Cray launches hybrid supercomputing system

Posted by Aharon Etengoff

Cray has introduced a hybrid supercomputing system that features key components from both AMD and Nvidia.

Dubbed XK6, the supercomputer combines Cray's Gemini interconnect, AMD Opteron 6200 Series processors and Nvidia Tesla 20-Series GPUs to form a tightly-integrated system upgradeable to more than 50 petaflops (quadrillions of operations/second) of raw compute power.

Cray launches hybrid supercomputing system
According to Cray VP Barry Bolding, XK6 will help increase developer productivity with a unified x86/GPU programming environment that offers tools, libraries, compilers and support for third-party software.

"By combining AMD Opteron processors with Nvidia GPUs, the compute node in the Cray XK6 system gives users the option to run applications with either scalar or accelerator components," Bolding explained.

"[Together] with [our] Linux Environment, the result is a fully integrated Cray supercomputer which blends scalable hardware, software and a network. Customers will be able to utilize the capabilities of a multi-purpose supercomputer designed for the next-generation of many-core, high performance computing (HPC) applications."

So, what will the XK6 be used for, exactly?



Well, the Swiss National Supercomputing Centre (CSCS) is Cray's first customer for the hybrid system.

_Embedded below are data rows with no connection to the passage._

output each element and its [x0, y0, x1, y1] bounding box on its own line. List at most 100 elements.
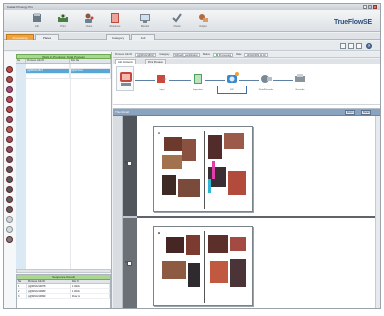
status-grey-icon[interactable]	[6, 206, 13, 213]
status-purple-icon[interactable]	[6, 86, 13, 93]
column-header[interactable]: No	[16, 59, 26, 63]
status-grey-icon[interactable]	[6, 196, 13, 203]
main-toolbar: Job Print Users Resource Monitor Check O…	[4, 10, 380, 32]
workflow-connector	[205, 80, 225, 81]
workflow-node-recorder[interactable]	[293, 72, 307, 88]
photo-thumbnail	[166, 237, 184, 253]
window-title: Kodak Prinergy Pro	[7, 5, 34, 9]
toolbar-print-button[interactable]: Print	[56, 12, 70, 30]
job-icon	[33, 13, 41, 22]
workflow-divider	[113, 104, 380, 105]
window-controls: _ □ ×	[363, 5, 377, 9]
list-item[interactable]: 3 p@W10210999 Flow m	[17, 294, 110, 299]
status-grey-icon[interactable]	[6, 236, 13, 243]
workflow-label: Recorder	[295, 89, 305, 91]
status-grey-icon[interactable]	[6, 156, 13, 163]
preview-row-strip	[123, 116, 137, 308]
toolbar-output-button[interactable]: Output	[196, 12, 210, 30]
page-spine	[204, 131, 205, 209]
output-icon	[199, 14, 208, 22]
wip-table: p@W1021817 p@s15mm	[16, 64, 111, 269]
tab-plates[interactable]: Plates	[35, 34, 59, 40]
tab-job[interactable]: Job	[131, 34, 155, 40]
page-spread-thumbnail[interactable]: B	[153, 226, 253, 306]
row-separator	[137, 216, 380, 218]
workflow-connector	[135, 80, 155, 81]
job-list-panel: Work in Progress: Total Process No Proce…	[4, 52, 112, 308]
plate-recorder-icon	[261, 75, 272, 83]
photo-thumbnail	[230, 237, 246, 251]
sequence-result-panel: Sequence Result No Process Job ID File N…	[16, 274, 111, 308]
workflow-connector	[239, 80, 259, 81]
imposition-icon	[194, 74, 202, 84]
toolbar-users-button[interactable]: Users	[82, 12, 96, 30]
date-label: Date	[236, 53, 242, 56]
table-row[interactable]	[16, 74, 111, 79]
status-red-icon[interactable]	[6, 96, 13, 103]
column-header[interactable]: Process Job ID	[26, 59, 70, 63]
toolbar-resource-button[interactable]: Resource	[108, 12, 122, 30]
row-number-column	[16, 79, 26, 269]
workflow-node-imposition[interactable]	[191, 72, 205, 88]
tab-category[interactable]: Category	[106, 34, 130, 40]
tab-processing[interactable]: Processing	[6, 34, 34, 40]
status-red-icon[interactable]	[6, 136, 13, 143]
photo-thumbnail	[210, 261, 228, 283]
status-empty-icon[interactable]	[6, 226, 13, 233]
status-red-icon[interactable]	[6, 106, 13, 113]
vertical-scrollbar[interactable]	[375, 116, 380, 308]
date-value: 10/02/2009 11:40	[244, 52, 268, 57]
column-divider	[70, 64, 71, 269]
close-button[interactable]: ×	[373, 5, 377, 9]
status-grey-icon[interactable]	[6, 166, 13, 173]
toolbar-job-button[interactable]: Job	[30, 12, 44, 30]
workflow-node-input[interactable]	[155, 72, 169, 88]
row-checkbox[interactable]	[127, 161, 132, 166]
rip-icon	[227, 72, 239, 83]
status-purple-icon[interactable]	[6, 146, 13, 153]
workflow-label: Imposition	[193, 89, 203, 91]
list-view-icon[interactable]	[348, 43, 354, 49]
help-icon[interactable]: ?	[366, 43, 372, 49]
zoom-button[interactable]: Zoom	[345, 110, 356, 115]
workflow-connector	[273, 80, 293, 81]
process-id-value: p@W10218817	[134, 52, 157, 57]
input-icon	[157, 75, 167, 83]
thumbnail-header: Thumbnail Zoom Detail	[113, 109, 380, 116]
status-purple-icon[interactable]	[6, 116, 13, 123]
photo-thumbnail	[208, 135, 222, 159]
status-empty-icon[interactable]	[6, 216, 13, 223]
workflow-label: Input	[159, 89, 165, 91]
workflow-start-node[interactable]	[116, 66, 134, 91]
status-label: Status	[202, 53, 210, 56]
page-spread-thumbnail[interactable]: A	[153, 126, 253, 212]
settings-icon[interactable]	[356, 43, 362, 49]
maximize-button[interactable]: □	[368, 5, 372, 9]
recorder-icon	[295, 74, 305, 82]
process-id-label: Process Job ID	[115, 53, 132, 56]
status-red-icon[interactable]	[6, 76, 13, 83]
photo-thumbnail	[188, 263, 200, 287]
page-spine	[204, 231, 205, 303]
minimize-button[interactable]: _	[363, 5, 367, 9]
horizontal-scrollbar[interactable]	[16, 269, 111, 273]
workflow-node-plate-recorder[interactable]	[259, 72, 273, 88]
users-icon	[85, 13, 94, 23]
status-grey-icon[interactable]	[6, 186, 13, 193]
secondary-toolbar: ?	[4, 41, 380, 51]
status-red-icon[interactable]	[6, 126, 13, 133]
toolbar-check-button[interactable]: Check	[170, 12, 184, 30]
selection-marker	[212, 161, 215, 179]
workflow-diagram: Input Imposition RIP Plate/Recorder Reco…	[113, 64, 380, 109]
status-grey-icon[interactable]	[6, 176, 13, 183]
job-info-bar: Process Job ID p@W10218817 Category WFlo…	[113, 52, 380, 58]
toolbar-monitor-button[interactable]: Monitor	[138, 12, 152, 30]
grid-view-icon[interactable]	[340, 43, 346, 49]
detail-button[interactable]: Detail	[361, 110, 372, 115]
row-checkbox[interactable]	[127, 261, 132, 266]
status-red-icon[interactable]	[6, 66, 13, 73]
column-header[interactable]: File Na	[70, 59, 111, 63]
category-value: WFlow6_workflowlist	[172, 52, 200, 57]
photo-thumbnail	[164, 137, 182, 151]
thumbnail-title: Thumbnail	[115, 110, 130, 114]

As expected, XK6 will support CSCS scientists working in diverse fields such as weather forecasting, climatology, chemistry, physics, material sciences, geology, biology, genetics, experimental medicine, astronomy, mathematics and computer sciences.



"Given the remarkable interest in GPU technology from the Swiss computational science community, it is essential CSCS adopt this technology into its high-end production systems soon," said CSCS director Professor Dr. Thomas Schulthess.

"However, we are not looking for another GPU based stunt to place high on any Top500 lists. The Cray XK6 promises to be the first general-purpose supercomputer based on GPU technology, and we are very much looking forward to exploring its performance and productivity on real applications relevant to our scientists."